I’ve been at this for about two months. I have completely cannibalized my acquaintance with Current: I no longer really remember it, nor am I nearly as quick in the new system as I was in the previous. Nevertheless, there’s the pleasure of creation.
It would be absurd to claim that my new system is some kind of improvement over what exists, or even what I already knew.
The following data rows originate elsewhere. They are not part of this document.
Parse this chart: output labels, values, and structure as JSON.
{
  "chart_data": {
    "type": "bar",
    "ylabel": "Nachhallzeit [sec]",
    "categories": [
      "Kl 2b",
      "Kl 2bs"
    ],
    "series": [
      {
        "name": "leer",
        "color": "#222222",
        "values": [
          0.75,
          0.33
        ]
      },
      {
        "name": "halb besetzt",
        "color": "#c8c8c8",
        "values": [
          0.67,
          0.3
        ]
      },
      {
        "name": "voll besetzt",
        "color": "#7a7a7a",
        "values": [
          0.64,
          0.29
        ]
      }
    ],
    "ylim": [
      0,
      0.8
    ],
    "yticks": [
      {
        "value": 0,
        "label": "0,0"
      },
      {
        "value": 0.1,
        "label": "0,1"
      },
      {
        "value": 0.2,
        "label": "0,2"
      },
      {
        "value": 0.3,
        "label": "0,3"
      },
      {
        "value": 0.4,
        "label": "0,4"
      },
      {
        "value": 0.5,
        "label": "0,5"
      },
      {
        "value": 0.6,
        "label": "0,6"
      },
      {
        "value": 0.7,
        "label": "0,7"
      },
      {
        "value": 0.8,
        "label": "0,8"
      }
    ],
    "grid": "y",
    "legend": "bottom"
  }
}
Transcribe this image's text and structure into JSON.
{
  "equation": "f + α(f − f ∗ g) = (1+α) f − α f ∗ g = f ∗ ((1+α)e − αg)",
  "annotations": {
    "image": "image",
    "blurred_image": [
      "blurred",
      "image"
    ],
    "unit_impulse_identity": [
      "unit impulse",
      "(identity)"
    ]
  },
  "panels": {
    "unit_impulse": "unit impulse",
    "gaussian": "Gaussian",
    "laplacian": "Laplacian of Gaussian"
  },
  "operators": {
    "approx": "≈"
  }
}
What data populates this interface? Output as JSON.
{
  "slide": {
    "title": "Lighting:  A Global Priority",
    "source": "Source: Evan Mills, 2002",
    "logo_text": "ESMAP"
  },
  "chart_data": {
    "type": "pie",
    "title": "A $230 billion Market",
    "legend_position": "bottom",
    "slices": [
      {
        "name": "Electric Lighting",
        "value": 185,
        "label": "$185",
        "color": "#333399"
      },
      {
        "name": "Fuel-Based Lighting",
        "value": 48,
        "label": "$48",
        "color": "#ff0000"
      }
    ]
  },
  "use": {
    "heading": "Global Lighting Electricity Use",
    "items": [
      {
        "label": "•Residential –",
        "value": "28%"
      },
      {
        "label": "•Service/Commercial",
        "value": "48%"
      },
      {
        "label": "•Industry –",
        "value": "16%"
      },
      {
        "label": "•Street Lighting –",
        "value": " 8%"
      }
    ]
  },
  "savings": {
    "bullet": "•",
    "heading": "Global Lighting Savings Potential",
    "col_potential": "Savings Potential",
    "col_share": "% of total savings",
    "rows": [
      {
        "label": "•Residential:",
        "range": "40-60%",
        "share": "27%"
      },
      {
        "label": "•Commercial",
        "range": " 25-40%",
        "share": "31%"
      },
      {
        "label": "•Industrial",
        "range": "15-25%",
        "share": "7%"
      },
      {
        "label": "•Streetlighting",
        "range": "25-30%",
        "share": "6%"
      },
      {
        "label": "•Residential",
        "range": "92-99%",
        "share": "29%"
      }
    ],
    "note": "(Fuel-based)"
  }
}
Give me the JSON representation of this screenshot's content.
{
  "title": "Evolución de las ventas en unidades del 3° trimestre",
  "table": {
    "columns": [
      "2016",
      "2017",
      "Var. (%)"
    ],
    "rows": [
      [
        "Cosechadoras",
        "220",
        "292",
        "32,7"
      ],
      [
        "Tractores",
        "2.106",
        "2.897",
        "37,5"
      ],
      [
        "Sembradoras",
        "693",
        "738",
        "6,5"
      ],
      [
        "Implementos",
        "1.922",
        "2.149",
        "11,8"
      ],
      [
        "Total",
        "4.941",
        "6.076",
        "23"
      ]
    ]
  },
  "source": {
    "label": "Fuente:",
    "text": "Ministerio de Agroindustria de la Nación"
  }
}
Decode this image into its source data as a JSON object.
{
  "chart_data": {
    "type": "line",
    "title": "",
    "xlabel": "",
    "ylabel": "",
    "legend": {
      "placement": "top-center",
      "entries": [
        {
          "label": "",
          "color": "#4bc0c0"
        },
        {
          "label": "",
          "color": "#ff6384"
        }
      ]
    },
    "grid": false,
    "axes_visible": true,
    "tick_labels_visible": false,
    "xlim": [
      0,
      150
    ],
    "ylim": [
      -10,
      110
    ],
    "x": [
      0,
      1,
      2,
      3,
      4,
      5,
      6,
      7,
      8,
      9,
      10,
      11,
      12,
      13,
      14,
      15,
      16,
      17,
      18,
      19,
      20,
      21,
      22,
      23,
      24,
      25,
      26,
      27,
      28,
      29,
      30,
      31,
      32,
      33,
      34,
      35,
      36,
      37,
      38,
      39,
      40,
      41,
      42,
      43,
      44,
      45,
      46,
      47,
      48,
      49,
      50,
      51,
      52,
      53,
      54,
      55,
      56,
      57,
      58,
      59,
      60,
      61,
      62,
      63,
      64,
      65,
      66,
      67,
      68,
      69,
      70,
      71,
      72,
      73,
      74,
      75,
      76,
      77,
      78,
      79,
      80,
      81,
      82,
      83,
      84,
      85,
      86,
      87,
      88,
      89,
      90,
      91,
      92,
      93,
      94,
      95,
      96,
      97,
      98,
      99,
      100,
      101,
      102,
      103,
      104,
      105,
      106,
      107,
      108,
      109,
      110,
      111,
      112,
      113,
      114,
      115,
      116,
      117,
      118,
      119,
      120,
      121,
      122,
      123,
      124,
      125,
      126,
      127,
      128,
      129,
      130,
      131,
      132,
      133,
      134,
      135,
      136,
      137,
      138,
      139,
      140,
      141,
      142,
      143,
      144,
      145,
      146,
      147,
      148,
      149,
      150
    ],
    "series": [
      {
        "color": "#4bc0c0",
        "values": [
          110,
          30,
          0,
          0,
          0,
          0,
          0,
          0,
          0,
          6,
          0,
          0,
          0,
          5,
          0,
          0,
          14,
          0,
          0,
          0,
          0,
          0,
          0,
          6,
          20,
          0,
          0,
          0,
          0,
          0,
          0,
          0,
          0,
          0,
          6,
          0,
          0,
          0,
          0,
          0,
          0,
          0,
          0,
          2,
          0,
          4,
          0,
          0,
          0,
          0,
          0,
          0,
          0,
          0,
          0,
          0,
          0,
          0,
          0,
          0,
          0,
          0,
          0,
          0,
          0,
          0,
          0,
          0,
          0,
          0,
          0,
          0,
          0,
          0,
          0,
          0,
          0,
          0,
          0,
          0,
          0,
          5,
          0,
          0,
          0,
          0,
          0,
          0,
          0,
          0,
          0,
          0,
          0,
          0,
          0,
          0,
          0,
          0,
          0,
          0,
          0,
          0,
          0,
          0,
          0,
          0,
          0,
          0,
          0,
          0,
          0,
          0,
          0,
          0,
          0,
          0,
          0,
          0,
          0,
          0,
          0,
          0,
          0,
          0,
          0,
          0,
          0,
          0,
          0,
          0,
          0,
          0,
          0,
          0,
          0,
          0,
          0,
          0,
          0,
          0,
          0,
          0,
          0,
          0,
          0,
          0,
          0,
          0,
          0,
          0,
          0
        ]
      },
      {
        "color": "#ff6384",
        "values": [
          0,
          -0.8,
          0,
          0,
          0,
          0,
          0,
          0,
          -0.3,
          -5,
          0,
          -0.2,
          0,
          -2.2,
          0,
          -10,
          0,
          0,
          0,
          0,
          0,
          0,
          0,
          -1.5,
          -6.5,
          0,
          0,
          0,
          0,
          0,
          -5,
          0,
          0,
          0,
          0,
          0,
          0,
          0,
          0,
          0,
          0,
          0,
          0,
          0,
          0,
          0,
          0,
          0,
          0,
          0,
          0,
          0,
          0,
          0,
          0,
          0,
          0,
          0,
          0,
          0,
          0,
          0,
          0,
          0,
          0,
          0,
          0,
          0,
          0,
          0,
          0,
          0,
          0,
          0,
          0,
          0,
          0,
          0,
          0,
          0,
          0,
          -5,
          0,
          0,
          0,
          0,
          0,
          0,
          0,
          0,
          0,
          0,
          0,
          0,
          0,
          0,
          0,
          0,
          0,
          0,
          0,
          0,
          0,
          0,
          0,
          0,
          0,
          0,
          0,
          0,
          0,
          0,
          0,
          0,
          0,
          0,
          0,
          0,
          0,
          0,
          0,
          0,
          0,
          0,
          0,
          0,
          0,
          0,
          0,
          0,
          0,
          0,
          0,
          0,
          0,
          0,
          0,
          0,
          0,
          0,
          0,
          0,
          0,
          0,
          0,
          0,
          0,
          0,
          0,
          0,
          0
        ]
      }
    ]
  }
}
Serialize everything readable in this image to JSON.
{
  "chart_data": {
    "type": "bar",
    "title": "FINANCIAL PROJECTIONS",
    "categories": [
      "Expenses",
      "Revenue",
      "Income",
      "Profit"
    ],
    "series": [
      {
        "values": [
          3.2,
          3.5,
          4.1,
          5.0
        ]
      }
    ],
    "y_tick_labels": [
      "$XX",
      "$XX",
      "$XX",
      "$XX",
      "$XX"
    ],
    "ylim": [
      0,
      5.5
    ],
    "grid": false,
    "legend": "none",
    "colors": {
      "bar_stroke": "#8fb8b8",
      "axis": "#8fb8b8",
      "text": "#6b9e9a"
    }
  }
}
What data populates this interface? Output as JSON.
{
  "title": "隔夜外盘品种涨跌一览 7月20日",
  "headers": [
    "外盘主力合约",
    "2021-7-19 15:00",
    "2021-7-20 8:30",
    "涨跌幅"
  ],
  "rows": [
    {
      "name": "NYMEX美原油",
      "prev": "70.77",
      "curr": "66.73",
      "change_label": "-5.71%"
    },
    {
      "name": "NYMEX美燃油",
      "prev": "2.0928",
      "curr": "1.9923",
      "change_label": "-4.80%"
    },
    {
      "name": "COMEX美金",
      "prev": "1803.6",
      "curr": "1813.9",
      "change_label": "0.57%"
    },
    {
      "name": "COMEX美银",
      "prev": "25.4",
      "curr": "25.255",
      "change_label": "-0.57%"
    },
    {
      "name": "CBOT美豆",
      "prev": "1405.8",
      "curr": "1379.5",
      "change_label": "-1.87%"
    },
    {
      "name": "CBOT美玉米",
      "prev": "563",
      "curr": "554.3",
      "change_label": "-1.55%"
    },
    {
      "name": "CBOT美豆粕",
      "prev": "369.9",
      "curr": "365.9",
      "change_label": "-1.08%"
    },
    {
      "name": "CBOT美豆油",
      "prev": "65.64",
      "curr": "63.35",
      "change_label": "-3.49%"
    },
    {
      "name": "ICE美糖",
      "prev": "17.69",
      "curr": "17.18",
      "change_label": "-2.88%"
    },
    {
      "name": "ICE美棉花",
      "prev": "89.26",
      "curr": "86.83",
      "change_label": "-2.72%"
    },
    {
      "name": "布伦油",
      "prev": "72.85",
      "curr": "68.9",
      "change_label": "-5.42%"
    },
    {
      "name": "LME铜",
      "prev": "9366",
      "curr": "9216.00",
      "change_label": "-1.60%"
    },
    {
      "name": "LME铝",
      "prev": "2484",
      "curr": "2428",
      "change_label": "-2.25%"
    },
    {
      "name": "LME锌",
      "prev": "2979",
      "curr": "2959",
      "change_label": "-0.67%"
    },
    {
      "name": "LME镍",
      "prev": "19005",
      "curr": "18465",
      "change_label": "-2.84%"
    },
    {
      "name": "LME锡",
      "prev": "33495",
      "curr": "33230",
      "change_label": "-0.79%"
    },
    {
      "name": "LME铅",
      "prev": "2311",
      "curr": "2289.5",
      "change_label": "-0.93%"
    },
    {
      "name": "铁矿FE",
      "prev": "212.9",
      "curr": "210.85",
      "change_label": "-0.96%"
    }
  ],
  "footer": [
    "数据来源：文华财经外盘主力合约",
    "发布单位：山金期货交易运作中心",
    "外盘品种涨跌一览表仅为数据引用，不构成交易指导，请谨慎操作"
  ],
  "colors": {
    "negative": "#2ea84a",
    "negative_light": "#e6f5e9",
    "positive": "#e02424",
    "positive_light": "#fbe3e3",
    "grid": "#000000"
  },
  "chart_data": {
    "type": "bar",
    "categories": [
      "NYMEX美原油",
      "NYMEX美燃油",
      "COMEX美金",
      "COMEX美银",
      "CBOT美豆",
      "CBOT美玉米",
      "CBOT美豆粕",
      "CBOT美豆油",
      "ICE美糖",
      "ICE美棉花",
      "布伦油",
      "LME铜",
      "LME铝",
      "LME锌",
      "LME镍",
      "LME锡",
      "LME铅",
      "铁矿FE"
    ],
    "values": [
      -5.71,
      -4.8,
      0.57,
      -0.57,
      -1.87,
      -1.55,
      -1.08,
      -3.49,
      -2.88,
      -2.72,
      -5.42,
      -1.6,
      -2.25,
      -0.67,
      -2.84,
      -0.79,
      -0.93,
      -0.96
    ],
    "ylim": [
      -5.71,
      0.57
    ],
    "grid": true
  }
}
I would have been perfectly fine with what I already knew, and anyone who wants to take notes quickly by hand would be just as well-suited by what’s already known and practiced. But this is a well-designed system, I think, in that I was able to take those qualities that I wanted to explore and build something effective, attractive, well-structured and balanced around them. So it’s an aesthetic success. As an artwork (however limited its appeal might be), it’s a success.
Enough of a success that I’ve put my own name on it: I call it Smith Shorthand.